41/02 Passrecht Fremdenrecht;
49/01 Flüchtlinge;

Norm

AsylG 1991 §1 Z1;
FlKonv Art1 AbschnA Z2;

Betreff

Der Verwaltungsgerichtshof hat durch den Vorsitzenden Senatspräsident Dr. Herberth und die Hofräte Dr. Kremla und Dr. Holeschofsky als Richter, im Beisein des Schriftführers Mag. Klebel, über die Beschwerde des S in G, vertreten durch Dr. J, Rechtsanwalt in S, gegen den Bescheid des Bundesministers für Inneres vom 4. August 1993, Zl. 4.270.878/2-III/13/89, betreffend Asylgewährung, zu Recht erkannt:

Spruch

Die Beschwerde wird als unbegründet abgewiesen.

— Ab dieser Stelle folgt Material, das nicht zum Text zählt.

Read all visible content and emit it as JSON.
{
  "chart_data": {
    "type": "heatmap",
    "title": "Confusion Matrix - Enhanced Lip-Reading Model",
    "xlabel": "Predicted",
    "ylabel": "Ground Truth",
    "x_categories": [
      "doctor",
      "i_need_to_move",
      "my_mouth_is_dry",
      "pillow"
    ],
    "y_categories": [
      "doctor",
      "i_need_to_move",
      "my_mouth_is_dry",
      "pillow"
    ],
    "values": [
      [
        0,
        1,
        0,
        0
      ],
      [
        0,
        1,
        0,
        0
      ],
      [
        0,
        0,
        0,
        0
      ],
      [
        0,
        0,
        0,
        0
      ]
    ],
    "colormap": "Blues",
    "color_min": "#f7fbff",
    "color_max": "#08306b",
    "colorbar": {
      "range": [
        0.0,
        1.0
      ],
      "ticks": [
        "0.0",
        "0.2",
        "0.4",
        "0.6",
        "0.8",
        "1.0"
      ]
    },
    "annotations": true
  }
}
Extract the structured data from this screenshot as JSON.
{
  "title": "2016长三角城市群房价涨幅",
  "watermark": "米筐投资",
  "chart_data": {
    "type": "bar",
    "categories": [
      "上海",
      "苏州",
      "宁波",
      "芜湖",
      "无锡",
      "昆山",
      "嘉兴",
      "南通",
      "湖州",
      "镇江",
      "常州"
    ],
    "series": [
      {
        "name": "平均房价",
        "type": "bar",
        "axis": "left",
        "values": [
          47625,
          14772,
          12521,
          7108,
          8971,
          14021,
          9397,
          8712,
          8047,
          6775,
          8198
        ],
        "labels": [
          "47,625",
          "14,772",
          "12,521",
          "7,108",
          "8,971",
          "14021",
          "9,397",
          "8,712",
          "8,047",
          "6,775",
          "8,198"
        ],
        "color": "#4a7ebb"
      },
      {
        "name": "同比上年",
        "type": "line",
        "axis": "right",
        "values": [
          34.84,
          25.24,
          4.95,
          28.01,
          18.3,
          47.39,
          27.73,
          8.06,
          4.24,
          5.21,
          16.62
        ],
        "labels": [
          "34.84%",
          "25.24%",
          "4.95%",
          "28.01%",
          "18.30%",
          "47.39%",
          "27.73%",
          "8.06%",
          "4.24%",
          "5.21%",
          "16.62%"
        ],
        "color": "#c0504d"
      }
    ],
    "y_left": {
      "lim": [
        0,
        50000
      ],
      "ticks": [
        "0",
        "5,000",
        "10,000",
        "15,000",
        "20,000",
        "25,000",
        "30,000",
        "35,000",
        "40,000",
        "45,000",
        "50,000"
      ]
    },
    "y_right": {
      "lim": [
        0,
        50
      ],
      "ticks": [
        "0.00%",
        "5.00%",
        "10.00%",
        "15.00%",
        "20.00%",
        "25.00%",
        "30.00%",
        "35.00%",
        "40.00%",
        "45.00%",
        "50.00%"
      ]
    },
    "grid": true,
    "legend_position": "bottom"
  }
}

Der Beschwerdeführer hat dem Bund Aufwendungen in der Höhe von S 505,-- binnen zwei Wochen bei sonstiger Exekution zu ersetzen.

Begründung

Der Beschwerdeführer ist Staatsangehöriger des Iran; er reiste am 26. Dezember 1988 in das Bundesgebiet ein und stellte am 27. Dezember 1988 den Antrag, ihm Asyl zu gewähren. Anläßlich seiner Einvernahme durch die Sicherheitsdirektion für das Bundesland Niederösterreich am 7. Jänner 1989 gab der Beschwerdeführer im wesentlichen an, daß er im Iran keiner politischen Partei, jedoch der armenischen Minderheit und der gregorianischen Religionsgemeinschaft angehört habe. Wenn er im Iran eine Familie hätte gründen wollen, hätte er nicht die Möglichkeit gehabt, seine Kinder im christlichen Glauben zu erziehen. Im Frühjahr 1988 sei wegen eines Deliktes, das von einem der Nachbarn begangen worden sei, auch beim Beschwerdeführer bzw. dessen Eltern eine Hausdurchsuchung durchgeführt worden. Dabei seien sein Vater und er von den Revolutionswächtern zusammengeschlagen worden, wobei der Beschwerdeführer keinerlei sichtbare Verletzungen erlitten habe.

Mit Bescheid der Sicherheitsdirektion für das Bundesland Oberösterreich vom 13. März 1989 wurde festgestellt, daß der Beschwerdeführer nicht Flüchtling im Sinne des Asylgesetzes (1968) sei.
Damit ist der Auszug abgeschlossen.